What's the next note?!
You've probably already read some of my lapse anecdotes. Those are scary stories in their own right, but this post is more about the fear that precedes a performance. Even though this blog is about memorization, there really aren't any differences between the fearful feeling of a memorized performance and that of a non-memorized performance. 

I think we all know the fear feelings of upset stomachs, restless colons, pounding heart, clammy palms, sweaty pits, and shaky hands. To some extent, all of this goes away when one becomes a more seasoned performer. As a memorizing musician, you probably have a greater degree of fear than one who doesn't memorize--or, at least in my humble opinion, your fear is much more greatly justified. 

The most fear-inducing thing that happens to me is when, just before a performance, I'm playing through a piece and I have a lapse. This is quite common! For this reason, I always carry my scores with me. I know that I'm very well-prepared before a performance, but this is such an irrational occurrence that I, at times, have a very hard time visualizing or hearing the correct notes. One solution is to look at the score; another is to start at the previous landmark, after which I have no trouble getting back on track. Ultimately, these aren't true lapses (even though they are lapses) in that they're based in a degree of anxiety that, fortunately, doesn't really produce itself in the focused moments of a performance. My analysis is that, in playing just before a recital, one opens oneself up to a certain amount of nervous distraction, and the results are these irrational lapses. 

I noticed these types of lapses early on in my return-to-memory performances, so I got into the habit of a backstage ritual. Because backstage time can build anxiety, I would review all of my landmarks in reverse order, just as I do in my practice. The reviewing had the effect of calming my anxiety, and it put me into a good mental state. time I had a very long wait backstage before a concerto appearance. I had done all of my mental reviewing, and I was pacing a bit backstage. A stage hand came up to me and asked why I had a score in my hand.
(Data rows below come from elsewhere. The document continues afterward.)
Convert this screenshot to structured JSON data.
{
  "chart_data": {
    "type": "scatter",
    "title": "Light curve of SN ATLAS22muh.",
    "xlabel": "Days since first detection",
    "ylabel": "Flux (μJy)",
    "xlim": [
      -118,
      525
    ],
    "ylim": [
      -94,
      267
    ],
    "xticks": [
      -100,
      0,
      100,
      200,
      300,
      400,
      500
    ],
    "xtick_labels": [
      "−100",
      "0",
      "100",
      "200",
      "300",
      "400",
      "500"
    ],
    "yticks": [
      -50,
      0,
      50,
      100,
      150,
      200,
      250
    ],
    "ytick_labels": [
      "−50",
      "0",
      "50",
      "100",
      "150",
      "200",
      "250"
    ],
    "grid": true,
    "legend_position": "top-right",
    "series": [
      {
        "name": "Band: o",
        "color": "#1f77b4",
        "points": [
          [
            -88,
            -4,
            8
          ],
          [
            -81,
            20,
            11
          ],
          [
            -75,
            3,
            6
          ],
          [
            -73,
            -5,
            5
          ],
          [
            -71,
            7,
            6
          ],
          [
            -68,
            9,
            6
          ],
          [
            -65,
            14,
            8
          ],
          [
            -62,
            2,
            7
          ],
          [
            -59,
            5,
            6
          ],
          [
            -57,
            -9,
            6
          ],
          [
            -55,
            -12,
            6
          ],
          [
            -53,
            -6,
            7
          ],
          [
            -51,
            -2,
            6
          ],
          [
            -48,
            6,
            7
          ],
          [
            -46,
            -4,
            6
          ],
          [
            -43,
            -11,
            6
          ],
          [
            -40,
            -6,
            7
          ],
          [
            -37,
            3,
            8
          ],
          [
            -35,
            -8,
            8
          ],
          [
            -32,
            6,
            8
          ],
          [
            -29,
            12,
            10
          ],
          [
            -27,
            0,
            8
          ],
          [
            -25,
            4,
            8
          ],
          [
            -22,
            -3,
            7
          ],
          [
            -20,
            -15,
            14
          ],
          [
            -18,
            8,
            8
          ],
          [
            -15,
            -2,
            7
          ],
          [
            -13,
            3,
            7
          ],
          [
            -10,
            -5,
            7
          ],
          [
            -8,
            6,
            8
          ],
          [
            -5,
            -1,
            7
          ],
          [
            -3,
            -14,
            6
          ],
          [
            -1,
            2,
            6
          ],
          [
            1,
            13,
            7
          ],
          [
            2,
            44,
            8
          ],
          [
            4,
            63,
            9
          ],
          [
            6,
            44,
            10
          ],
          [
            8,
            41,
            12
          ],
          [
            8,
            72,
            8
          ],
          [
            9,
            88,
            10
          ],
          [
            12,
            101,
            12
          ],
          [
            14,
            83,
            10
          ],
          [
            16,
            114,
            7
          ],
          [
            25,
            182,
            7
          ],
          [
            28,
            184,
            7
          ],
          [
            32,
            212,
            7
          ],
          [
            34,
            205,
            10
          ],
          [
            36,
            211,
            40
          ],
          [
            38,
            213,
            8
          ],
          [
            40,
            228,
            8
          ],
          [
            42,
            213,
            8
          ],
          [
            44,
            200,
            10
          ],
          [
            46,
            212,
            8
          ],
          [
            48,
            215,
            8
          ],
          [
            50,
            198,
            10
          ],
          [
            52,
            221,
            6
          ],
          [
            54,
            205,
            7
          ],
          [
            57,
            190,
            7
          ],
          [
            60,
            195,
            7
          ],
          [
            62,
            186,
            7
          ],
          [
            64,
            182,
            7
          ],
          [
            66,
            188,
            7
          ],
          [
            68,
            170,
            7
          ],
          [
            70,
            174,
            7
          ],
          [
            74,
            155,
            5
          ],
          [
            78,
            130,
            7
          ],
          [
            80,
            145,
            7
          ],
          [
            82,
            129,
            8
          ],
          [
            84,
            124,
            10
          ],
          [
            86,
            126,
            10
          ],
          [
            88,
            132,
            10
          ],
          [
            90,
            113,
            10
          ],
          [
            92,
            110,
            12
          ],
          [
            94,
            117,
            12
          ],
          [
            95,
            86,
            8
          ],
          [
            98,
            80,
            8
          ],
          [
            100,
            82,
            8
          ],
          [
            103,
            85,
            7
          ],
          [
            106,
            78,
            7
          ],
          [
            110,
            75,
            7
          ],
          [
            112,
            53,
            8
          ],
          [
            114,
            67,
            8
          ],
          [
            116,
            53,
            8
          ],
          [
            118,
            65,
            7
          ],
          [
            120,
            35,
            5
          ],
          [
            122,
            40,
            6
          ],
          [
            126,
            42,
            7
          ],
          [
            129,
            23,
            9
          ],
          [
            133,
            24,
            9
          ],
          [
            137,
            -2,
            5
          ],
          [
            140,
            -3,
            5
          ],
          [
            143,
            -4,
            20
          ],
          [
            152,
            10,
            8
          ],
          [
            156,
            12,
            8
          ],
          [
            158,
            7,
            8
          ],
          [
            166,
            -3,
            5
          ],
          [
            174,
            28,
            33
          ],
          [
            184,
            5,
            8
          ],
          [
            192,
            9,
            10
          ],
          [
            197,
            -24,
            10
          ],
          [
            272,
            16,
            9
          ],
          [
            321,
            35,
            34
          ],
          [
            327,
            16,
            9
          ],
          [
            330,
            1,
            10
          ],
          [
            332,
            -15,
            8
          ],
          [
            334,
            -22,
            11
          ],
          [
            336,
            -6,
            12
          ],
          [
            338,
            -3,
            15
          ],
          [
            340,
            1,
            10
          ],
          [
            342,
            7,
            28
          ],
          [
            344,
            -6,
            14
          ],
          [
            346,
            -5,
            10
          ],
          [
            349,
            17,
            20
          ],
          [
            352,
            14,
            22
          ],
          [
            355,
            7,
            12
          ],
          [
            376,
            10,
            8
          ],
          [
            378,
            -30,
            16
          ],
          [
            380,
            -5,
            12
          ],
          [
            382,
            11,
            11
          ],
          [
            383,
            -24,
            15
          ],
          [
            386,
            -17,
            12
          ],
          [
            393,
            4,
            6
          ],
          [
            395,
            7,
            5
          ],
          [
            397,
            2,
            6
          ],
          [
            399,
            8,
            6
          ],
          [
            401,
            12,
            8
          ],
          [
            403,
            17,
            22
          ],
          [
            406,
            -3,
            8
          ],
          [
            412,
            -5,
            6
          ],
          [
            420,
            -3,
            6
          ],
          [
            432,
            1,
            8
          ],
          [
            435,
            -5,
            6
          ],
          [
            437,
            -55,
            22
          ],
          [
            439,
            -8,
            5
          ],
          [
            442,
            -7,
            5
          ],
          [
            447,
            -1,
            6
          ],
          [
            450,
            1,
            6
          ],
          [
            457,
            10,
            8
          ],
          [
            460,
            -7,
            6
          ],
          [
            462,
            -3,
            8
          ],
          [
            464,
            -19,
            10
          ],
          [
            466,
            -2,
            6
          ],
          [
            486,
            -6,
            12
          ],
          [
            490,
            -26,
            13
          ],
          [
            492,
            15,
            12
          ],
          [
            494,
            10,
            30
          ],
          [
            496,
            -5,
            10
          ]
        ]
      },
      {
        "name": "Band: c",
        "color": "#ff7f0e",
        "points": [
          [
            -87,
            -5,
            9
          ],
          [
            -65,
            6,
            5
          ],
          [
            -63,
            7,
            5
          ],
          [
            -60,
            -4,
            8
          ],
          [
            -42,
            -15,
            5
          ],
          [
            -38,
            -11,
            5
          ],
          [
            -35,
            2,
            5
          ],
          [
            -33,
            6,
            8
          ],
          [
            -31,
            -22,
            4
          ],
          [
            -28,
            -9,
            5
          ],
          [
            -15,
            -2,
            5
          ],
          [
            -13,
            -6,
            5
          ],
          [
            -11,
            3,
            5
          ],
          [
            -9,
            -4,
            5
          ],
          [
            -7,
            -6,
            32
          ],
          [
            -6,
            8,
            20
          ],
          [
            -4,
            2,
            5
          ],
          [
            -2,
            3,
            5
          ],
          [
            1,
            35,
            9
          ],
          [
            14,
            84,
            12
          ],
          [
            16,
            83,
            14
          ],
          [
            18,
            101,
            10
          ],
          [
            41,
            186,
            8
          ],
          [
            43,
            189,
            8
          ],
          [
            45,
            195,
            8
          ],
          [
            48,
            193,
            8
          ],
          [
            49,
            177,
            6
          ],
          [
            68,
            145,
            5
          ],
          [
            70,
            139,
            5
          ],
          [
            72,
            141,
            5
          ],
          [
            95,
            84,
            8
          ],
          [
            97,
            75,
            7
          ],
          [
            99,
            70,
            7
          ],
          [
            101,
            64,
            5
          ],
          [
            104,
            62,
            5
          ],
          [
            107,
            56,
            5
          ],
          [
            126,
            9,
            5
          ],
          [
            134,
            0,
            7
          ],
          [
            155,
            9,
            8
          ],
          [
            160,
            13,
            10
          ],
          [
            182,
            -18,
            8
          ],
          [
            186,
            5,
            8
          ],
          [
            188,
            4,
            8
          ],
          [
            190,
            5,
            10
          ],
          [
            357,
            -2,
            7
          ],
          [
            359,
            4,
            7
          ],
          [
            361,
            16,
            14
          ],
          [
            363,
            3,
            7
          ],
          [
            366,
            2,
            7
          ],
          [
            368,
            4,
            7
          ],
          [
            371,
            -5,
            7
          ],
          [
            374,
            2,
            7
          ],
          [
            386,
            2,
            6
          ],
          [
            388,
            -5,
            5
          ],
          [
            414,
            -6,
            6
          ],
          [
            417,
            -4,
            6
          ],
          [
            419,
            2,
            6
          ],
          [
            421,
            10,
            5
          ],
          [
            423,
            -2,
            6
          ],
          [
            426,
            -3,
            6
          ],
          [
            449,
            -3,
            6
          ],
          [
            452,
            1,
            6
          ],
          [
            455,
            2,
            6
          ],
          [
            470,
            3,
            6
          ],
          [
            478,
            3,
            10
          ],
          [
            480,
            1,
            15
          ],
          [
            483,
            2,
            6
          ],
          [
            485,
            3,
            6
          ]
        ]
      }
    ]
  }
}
I said that I was reviewing the music. He, a theater guy, said, "Don't you know the rule about theater?" Of course I didn't: I'm a musician. "You never go over your lines before going on stage. That's a sure way to have a mishap."

Since then, I try not to review my music just before a performance. If I do any playing on stage before a concert, it's minimal, and I try not to play entire pieces. Backstage, I might review my tempi, especially as an accelerated heart rate can make for some hair-raising virtuosity. But now I rest in the confidence of what I knew when I left the house the morning of the performance: I can do this!